LOOK WHAT YOU MADE ME DO!!
I spent an embarrassing amount of time trying to find a physical copy of this movie. Now, while I did have a reader send me a digital copy, keep in mind, I make horrible financial decisions. Also, there’s just something about holding a physical copy of a terrible movie in your hands that says “I am the worst person.”
You need to know two things about this movie;
One: This movie is currently ranked #1 on the Bottom 100 Movies list on IMDB for a reason.
Two: This movie contains a rapping dog.
“Titanic: The Legend Goes On…” (ellipsis theirs) is the classic story of the Titanic that we’ve all grown to love. Only now, director and writer Camillo Teti has gone through it and twisted it into something horrible and “family friendly”. Where there once was a love story between a third class passenger and a first class passenger, there is now a family of mice throwing a party. Where we once had the exciting sense of wonder that goes along with partaking on a voyage on the worlds largest oceanic vessel, there is now a trio of walking Mexican stereotypes played by mice wearing sombreros. Where Leonardo DiCaprio once proclaimed he was “King of the World!”, there is now a rapping dog.
“There’s something you should know, and I’m gonna tell you so. Don’t sweat it, forget it, enjoy the show.” – Rapping Dog
There is a trio of criminals, a bootleg Cruella DeVille and her two henchmen. There is your typical rich snob babe whom all the gentlemen aboard the ship would like to, as the French would say, plow. Hell, even the Rose character is a direct bootleg of Cinderella, complete with Evil Stepmother and two Evil Stepsisters. In addition, we follow the story of a family of mice. Nothing too special, except the little boy sounds like a young Tommy Wiseau.
“If it weren’t for you, I would be in someone else’s digestion.” – Mouse Boy
We’re all familiar with the story of the Titanic by now, right? Big boat, lots of people, sinks. That’s it, that’s the story. Some people lived, but most of them died. It’s sad, it’s tragic, and we commemorate that occasion with Celine Dion music. But no, not in this movie.

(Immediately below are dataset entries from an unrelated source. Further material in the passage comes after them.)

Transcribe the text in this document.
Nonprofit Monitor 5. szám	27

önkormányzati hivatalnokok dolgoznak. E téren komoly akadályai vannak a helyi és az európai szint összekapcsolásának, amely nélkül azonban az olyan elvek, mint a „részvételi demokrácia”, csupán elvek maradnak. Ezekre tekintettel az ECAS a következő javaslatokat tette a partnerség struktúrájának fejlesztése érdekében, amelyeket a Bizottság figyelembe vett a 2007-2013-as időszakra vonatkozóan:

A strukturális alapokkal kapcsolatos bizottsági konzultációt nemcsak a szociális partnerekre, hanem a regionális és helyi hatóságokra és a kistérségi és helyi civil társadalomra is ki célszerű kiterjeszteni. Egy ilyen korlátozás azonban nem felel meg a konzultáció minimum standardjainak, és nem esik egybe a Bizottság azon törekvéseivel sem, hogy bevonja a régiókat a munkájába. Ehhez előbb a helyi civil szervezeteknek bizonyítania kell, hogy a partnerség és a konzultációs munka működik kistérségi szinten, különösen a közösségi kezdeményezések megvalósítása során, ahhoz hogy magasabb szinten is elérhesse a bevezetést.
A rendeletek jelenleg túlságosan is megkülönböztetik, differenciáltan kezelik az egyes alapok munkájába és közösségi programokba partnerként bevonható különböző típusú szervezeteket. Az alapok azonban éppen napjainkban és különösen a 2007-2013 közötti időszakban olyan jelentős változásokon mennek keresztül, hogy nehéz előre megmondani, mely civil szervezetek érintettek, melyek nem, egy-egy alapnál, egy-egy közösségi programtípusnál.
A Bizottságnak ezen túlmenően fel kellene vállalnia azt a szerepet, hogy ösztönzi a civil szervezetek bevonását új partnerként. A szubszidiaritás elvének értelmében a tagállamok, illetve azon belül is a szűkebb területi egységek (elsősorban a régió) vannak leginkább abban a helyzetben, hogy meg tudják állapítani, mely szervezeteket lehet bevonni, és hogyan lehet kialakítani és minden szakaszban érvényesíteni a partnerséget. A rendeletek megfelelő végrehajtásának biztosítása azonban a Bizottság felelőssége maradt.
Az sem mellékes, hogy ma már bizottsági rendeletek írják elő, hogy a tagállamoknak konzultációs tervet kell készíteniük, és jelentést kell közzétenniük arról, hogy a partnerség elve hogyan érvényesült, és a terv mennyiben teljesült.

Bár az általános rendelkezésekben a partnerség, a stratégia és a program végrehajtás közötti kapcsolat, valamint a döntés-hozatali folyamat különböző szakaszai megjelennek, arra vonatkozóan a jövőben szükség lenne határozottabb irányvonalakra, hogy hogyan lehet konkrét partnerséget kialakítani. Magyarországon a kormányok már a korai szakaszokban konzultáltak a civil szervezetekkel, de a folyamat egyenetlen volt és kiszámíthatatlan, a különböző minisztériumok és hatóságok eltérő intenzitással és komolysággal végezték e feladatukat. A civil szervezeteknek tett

After the Titanic crashes into the iceberg (which I’m literally surprised didn’t have smiley face and sing it’s own song) the ship goes down and everyone piles into lifeboats, including the musicians and Captain. After a few minutes, everyone is floating around either in the water or in a lifeboat. We watch as all the worst characters become human for just a moment and realize the gravity of the situation. We watch as the animal characters put aside their petty differences and work together to survive. Well, that’s what would happen in a movie with any semblance of plot or cohesion. The people onboard actually try pickpocketing each other and yell to try to convince the others to ignore the drowning people while the animals are pulled to safety by dolphins.
I tried. I tried so hard to find redeeming qualities in this movie. I couldn’t do it. I wanted there to be something to praise because, you know, kids movie. But, no. The answer is obvious now. Camillo Teti hates children. There, I said it.
I hate this movie and everyone involved in it’s creation. There is no excuse for what has happened here, none.
This movie was purchased off eBay from a seller in the UK. I’m surprised this wasn’t confiscated at customs. Part of me wishes it was.